Considering that risk, it would make more sense for the Japanese government to call on the nations of the world to make the elimination of nuclear weapons their top priority.
Will Japan go nuclear?
Meanwhile other nations are increasingly concerned that if Japan ends its reliance on the U.S. nuclear umbrella it will seek to acquire its own nuclear weapons.
One reason is that Japan continues to store huge quantities of plutonium extracted from spent nuclear fuel from its nuclear power plants. Another reason is that when Prime Minister Shinzo Abe was deputy chief cabinet secretary he stated that the Constitution did not necessarily ban the possession of atomic bombs as long as they were small, demonstrating how Japan’s policymakers continue to view nuclear weapons as permissible.
There are also increasing efforts to revise the Constitution so as to transform the Self-Defense Forces into a national defense force. This would mean loosening the restrictions of the current Constitution, which has limited Japan’s military expansion. At the same time it might shatter the trust in Japan as a peaceful nation, which the country has worked so hard to build.

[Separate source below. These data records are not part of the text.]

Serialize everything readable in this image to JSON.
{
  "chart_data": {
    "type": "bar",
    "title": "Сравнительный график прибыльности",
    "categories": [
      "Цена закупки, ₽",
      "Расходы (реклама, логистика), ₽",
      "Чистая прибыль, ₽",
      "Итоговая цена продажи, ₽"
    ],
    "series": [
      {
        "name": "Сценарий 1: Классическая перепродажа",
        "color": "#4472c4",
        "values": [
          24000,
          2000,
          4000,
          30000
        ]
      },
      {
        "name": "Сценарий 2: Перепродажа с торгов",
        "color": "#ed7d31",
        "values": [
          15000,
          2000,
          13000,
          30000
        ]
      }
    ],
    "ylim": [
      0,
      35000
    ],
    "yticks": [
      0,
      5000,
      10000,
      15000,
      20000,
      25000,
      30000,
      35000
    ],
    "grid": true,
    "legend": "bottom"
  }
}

Looking back on the war, for Japan, which lacks resources, securing a supply of energy was an important factor that led to needless conflict. But what about the current situation in which procedures are underway to restart the nation’s nuclear power plants? From the standpoint of Hiroshima, which has known the fear of invisible radiation and suffered on account of harmful rumors, it seems that the victims of the disaster in Fukushima are being abandoned.
In the Peace Declaration he delivered at the Peace Memorial Ceremony today, Hiroshima Mayor Kazumi Matsui referred to nuclear weapons as an “absolute evil.” We would like Prime Minister Shinzo Abe and John Roos, U.S. ambassador to Japan, to take this to heart. At the threshold of our efforts to pass on the stories of the A-bomb survivors, we also must etch this in our minds.